Krokodil Drug

Could the Krokodil Drug Epidemic Poison America?



krokodil drug

If you do a quick Google search you’ll learn it means crocodile in Russian, it used to be the name of a 20th century Soviet magazine, and you might come across one TIME magazine article and a disturbing video of how it’s also a very dangerous drug growing into an epidemic in Russia.

The name krokodil comes from its trademark side effect: scaly green skin like a crocodile around the injection site. TIME calls it “the dirty cousin of morphine,” because it’s three times cheaper than heroin and very easy to make, being that its main ingredient is codeine, a behind-the-counter drug that has sent many of America’s famous rap community to prison.

The medical name of krokodil is desomorphine. A quick search for that will bring up graphic images of people with swollen faces, exposed bones and muscles and skin rotting off on any given body part.

The reason the drug is so anatomically destructive is due to its mix-ins. Users stir in ingredients “including gasoline, paint thiner, hydrochloric acid, iodine and red phosphorus which they scrape from the striking pads on matchboxes,” reports TIME.

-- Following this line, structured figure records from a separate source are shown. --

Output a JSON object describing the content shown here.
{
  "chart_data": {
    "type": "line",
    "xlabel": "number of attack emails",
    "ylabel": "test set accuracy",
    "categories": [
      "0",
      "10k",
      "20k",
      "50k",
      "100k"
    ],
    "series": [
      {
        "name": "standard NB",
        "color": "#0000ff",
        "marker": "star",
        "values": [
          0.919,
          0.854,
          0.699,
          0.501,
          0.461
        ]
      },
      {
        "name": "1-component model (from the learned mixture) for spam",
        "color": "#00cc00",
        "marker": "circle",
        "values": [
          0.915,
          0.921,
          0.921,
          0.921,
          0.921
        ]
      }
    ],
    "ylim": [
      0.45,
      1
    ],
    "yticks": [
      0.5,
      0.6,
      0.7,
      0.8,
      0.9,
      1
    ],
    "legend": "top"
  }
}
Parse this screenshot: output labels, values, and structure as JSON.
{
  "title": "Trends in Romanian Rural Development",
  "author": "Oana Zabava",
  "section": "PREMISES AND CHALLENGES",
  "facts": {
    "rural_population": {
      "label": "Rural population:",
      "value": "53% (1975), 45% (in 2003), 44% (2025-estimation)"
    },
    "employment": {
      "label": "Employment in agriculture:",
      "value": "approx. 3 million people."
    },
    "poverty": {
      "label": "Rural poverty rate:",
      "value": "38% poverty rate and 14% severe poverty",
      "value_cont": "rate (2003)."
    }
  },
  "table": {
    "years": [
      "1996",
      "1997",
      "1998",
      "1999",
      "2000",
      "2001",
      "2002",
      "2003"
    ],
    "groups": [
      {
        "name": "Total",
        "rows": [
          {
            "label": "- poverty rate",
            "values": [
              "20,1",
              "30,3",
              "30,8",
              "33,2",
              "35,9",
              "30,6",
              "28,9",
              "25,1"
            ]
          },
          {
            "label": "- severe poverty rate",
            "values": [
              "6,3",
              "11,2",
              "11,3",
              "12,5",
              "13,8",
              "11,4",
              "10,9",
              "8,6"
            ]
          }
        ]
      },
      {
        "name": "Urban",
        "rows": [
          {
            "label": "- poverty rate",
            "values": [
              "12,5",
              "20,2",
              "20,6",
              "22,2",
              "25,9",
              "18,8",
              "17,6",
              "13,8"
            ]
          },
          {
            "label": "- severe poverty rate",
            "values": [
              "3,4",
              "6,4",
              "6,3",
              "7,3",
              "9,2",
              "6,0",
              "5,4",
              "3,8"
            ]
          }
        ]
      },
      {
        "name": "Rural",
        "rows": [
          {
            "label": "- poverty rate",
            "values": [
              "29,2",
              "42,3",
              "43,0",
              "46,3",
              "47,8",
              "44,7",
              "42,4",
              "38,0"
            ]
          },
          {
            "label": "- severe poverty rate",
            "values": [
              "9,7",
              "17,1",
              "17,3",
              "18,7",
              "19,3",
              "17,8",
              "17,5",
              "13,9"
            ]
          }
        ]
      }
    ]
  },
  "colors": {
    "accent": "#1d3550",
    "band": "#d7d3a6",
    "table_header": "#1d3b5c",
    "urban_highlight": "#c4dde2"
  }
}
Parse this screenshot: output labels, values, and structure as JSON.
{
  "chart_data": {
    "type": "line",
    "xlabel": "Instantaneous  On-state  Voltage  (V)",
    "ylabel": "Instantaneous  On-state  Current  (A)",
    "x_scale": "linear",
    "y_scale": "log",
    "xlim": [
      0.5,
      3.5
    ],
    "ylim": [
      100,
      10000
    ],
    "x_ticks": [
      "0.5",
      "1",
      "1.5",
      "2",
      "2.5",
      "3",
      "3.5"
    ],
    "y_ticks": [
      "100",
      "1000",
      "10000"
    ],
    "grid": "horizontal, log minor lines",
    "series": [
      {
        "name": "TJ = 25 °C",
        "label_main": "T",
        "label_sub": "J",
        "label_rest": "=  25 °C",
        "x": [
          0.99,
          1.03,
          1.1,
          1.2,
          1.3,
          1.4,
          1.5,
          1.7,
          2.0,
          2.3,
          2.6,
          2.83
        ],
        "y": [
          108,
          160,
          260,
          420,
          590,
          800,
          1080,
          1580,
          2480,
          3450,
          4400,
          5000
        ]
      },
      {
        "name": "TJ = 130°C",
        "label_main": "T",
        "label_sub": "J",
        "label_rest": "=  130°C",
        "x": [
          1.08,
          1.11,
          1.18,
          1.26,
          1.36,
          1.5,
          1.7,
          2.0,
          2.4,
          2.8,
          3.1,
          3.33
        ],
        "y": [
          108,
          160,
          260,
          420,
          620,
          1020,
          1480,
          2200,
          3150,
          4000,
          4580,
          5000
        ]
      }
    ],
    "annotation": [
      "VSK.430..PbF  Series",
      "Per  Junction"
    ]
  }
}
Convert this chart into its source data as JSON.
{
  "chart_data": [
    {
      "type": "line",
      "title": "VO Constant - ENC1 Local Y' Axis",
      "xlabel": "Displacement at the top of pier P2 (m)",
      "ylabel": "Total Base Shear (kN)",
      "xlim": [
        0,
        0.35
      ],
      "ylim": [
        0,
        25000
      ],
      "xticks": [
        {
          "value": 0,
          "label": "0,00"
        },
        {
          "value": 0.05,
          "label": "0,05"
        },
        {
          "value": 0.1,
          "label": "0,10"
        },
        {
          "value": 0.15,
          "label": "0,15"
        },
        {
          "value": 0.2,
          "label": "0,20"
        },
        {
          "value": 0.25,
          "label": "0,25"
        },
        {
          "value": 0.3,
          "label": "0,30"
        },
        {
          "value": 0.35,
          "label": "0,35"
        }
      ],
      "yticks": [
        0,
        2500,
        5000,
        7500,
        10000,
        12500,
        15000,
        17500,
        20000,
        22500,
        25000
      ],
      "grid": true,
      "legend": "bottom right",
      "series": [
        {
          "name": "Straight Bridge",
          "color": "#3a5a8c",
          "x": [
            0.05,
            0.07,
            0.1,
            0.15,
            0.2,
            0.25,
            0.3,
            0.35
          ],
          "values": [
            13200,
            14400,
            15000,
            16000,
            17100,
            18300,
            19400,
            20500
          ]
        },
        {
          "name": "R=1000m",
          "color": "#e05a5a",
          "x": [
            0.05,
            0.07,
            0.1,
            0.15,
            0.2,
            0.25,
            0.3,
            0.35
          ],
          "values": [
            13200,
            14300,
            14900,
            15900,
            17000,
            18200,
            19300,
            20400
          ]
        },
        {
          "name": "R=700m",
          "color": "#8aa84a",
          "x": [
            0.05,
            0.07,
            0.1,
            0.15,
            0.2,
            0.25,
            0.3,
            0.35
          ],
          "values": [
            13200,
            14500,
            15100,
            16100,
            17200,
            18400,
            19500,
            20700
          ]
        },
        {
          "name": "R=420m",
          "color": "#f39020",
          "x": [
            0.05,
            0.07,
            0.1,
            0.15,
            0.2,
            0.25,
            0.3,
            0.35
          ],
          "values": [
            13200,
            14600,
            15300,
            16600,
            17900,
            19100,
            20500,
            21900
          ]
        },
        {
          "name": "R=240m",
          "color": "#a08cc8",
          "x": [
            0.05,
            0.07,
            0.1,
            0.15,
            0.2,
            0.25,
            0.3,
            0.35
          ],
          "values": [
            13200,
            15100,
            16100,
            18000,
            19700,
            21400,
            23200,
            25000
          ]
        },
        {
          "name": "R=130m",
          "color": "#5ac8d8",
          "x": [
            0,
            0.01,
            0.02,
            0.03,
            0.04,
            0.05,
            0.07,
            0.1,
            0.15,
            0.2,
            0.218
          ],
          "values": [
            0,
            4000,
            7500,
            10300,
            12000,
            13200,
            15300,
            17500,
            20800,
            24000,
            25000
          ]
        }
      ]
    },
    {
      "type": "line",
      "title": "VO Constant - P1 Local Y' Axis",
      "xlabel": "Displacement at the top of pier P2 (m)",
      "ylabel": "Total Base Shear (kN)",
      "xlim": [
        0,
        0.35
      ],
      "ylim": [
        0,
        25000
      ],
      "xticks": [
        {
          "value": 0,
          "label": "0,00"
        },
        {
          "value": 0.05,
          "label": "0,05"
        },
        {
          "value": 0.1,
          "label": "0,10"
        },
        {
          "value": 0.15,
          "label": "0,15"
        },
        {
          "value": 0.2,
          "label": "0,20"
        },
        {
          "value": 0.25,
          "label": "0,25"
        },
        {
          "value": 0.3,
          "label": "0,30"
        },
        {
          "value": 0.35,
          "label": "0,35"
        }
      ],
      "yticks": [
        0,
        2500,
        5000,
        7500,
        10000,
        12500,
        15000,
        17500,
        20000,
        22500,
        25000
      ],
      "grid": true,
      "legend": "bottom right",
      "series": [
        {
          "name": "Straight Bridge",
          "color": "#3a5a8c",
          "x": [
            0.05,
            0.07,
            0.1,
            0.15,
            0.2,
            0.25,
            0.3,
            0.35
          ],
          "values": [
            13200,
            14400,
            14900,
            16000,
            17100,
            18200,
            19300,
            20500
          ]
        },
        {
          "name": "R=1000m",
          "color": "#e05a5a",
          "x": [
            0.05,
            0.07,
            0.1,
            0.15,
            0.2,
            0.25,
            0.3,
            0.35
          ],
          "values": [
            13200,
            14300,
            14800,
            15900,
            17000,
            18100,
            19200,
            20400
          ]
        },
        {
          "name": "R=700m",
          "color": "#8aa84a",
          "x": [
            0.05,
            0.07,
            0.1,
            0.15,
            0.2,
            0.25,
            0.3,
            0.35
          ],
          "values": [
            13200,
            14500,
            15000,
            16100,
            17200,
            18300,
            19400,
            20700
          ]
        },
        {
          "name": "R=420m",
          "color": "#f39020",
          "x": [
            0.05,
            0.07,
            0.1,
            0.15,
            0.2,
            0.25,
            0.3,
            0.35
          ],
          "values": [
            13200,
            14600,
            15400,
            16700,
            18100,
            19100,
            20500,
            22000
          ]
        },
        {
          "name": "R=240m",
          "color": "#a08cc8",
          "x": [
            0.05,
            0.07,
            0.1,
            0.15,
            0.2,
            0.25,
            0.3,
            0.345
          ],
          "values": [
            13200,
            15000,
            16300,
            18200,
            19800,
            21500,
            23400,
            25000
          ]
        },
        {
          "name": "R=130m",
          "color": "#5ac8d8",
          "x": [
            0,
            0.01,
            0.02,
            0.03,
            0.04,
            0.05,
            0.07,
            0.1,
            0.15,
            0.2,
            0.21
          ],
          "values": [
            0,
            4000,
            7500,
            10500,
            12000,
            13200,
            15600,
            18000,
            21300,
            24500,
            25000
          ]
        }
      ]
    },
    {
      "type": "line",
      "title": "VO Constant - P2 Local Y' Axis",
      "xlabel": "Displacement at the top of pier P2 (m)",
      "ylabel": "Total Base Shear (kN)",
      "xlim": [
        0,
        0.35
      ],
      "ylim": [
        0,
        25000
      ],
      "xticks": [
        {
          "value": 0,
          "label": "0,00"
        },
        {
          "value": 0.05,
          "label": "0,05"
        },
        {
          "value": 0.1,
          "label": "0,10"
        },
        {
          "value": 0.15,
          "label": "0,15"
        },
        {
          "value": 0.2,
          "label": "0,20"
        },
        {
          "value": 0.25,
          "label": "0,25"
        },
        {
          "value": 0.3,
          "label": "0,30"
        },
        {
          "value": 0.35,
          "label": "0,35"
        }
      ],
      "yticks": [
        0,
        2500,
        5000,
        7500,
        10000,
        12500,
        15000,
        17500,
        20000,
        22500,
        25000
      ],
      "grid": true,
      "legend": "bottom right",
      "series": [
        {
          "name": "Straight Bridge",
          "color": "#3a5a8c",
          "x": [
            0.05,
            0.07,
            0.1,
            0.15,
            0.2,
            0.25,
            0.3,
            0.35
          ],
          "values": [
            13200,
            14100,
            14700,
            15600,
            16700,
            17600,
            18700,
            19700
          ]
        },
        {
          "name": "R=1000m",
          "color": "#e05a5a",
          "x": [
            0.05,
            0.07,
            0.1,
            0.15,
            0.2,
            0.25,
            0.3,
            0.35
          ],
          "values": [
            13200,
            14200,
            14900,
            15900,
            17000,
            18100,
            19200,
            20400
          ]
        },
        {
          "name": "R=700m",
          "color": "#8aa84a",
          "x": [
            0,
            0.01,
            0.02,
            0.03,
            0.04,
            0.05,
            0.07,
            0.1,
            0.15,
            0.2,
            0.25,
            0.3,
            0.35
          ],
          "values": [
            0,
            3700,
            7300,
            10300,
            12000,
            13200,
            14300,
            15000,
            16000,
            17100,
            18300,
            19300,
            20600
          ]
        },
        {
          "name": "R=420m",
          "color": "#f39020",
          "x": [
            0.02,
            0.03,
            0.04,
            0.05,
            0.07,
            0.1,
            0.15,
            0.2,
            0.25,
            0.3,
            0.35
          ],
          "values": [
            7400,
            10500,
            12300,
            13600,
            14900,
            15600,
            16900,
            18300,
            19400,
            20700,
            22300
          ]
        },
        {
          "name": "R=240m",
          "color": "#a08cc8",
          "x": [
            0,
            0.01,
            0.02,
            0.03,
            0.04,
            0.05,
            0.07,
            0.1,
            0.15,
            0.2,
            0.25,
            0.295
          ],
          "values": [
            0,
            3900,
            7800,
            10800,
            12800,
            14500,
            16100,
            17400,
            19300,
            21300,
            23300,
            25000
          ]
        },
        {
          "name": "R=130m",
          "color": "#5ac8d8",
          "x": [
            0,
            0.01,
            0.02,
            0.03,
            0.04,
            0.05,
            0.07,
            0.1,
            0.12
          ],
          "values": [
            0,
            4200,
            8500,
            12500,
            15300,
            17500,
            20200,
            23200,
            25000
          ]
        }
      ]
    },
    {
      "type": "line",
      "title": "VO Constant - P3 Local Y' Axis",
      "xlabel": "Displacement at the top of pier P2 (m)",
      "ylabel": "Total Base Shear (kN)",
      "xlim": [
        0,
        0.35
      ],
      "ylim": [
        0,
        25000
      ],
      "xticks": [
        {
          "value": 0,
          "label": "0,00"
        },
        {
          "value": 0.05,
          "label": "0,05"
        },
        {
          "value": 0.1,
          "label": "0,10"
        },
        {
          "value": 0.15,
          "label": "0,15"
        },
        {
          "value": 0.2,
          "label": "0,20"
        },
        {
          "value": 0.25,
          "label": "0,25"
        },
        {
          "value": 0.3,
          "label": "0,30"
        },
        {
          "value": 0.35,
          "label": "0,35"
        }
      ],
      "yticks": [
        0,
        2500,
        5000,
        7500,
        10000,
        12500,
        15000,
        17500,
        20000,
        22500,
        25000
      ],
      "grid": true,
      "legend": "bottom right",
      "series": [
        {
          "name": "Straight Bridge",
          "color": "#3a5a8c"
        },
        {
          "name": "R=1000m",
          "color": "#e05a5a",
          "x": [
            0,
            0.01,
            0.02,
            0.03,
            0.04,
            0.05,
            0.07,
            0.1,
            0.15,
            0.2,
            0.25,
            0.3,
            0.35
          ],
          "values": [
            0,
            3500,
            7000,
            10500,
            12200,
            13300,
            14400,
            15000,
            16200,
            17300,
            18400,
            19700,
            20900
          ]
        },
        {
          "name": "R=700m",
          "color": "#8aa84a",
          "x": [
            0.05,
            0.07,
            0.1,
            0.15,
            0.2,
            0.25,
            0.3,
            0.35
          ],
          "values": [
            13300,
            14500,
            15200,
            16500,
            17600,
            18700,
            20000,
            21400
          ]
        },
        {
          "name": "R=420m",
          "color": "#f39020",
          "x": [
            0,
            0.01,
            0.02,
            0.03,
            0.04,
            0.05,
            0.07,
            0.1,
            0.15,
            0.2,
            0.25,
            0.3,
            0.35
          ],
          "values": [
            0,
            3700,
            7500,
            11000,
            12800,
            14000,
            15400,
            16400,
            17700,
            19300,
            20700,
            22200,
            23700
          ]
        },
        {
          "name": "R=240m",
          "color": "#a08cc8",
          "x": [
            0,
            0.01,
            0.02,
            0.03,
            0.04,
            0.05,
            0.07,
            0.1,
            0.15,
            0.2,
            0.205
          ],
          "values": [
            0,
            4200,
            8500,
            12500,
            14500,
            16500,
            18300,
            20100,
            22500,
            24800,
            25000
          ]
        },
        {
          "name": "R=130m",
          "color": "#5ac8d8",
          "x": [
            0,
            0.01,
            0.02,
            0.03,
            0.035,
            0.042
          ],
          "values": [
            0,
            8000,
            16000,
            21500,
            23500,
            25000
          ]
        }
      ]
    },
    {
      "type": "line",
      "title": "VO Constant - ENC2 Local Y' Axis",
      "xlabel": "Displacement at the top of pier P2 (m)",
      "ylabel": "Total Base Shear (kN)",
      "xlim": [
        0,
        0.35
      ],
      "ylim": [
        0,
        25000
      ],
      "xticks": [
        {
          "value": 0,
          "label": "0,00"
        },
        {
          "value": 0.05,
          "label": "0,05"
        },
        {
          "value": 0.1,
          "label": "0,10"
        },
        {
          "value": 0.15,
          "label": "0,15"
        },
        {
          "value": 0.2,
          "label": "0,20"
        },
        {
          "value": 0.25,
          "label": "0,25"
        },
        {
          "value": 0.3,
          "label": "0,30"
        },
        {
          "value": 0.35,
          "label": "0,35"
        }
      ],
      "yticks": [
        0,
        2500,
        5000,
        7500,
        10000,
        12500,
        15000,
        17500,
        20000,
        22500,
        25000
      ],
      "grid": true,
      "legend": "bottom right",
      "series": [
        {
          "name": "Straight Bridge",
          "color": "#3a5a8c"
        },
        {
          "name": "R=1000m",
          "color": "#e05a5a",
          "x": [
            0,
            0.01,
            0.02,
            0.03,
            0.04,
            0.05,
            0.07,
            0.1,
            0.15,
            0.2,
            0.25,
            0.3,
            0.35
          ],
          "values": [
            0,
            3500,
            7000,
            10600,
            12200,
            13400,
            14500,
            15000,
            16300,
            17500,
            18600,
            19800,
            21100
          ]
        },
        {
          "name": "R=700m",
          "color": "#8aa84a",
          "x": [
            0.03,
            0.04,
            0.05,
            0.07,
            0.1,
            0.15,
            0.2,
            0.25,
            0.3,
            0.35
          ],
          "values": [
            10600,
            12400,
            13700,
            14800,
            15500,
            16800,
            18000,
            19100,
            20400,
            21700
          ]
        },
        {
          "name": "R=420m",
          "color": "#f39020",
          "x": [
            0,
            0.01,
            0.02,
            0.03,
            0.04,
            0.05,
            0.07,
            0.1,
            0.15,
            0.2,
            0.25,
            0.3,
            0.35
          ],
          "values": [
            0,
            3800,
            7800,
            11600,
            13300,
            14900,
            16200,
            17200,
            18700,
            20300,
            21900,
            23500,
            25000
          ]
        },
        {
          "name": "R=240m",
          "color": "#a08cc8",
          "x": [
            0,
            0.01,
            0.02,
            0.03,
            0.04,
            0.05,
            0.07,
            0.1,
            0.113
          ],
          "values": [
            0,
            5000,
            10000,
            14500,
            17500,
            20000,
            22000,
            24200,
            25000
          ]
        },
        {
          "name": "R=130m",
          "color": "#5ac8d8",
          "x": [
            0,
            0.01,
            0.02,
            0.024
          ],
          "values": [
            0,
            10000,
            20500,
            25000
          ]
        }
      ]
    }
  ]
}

The drug isn’t filtered before consumption, meaning the high amounts of industrial chemicals enter the body, each chemical destroying a different area: the endocrine system, bone tissue, the nervous system and the liver and kidneys. Circulation is disrupted so severely it often leads to the death of a person’s limbs which inevitably have to be amputated. “Non-healing ulcers appear on the body and a person literally rots alive,” notes one blog site, Shroomery.

While you most likely haven’t heard of it and it doesn’t seem to be spreading around the States yet, krokodil is not new. It was originally concocted in America in the 1930s, but didn’t seem to really find its way into Siberia and Russia until 2002, where, by 2009, it has spread substantially.

It seems to have caught on in particular regions in Russia that are remote, regions where winter lasts eight months out of the year and where “the young people are in a constant state of boredom,” says TIME. The youth drinks a lot and barely works—this sounding reminiscent of the conditions and high amount of alcoholism among Alaska’s population, a place Sarah Palin calls Russia’s next-door neighbor. Could it also be the bridge that brings krokodil over?

What would happen if krokodil use grew in our society like it has in Russia, a country whose government plays almost no part in the rehabilitation system? It would enter our debate at a turbulent time for drug policy. States from Connecticut to California are considering sanctioning marijuana, and the Global Commission on Drug Policy advocated that all drugs be decriminalized worldwide, asserting the global war on drugs has failed.

Meanwhile the Federal Government isn’t budging, insisting they’ll go over states’ heads to continue criminally prosecuting drug use.

But would legalizing drugs really be enough?

Depending on the price and potency, it seems inevitable that the youth in Russia who are already addicted to krokodil’s 30-minute high wouldn’t likely turn to drugs sold in stores in favor of their cheap, home-grown mixture, and likely neither would Americans.

According to Reuters there are over 250 million illegal drug users, less than 10% of whom are addicted. For 90% of users legalizing would be a boon. But even though the Global Drug Policy’s recommendation to decriminalize includes replacing prison with rehabilitation for addicts, it seems inevitable that a certain number, like those mixing their own krokodil, would get marginalized out of the care system.

If a seedy drug like krokodil does enter our society, it could be assumed that this level of addiction—whereby a person willfully injects paint thiner and iodine into their body—would go under the radar of the Global Commission on Drugs despite their attention to addicts.

Addiction will never be addressed legislatively until governments can address the root of what causes it, in a medical—rather than criminal—capacity. Given that we’re nowhere close to even providing basic universal healthcare in this country, say nothing of rehab, we can only hope that the Russians addicted to krokodil can help themselves before hurting us.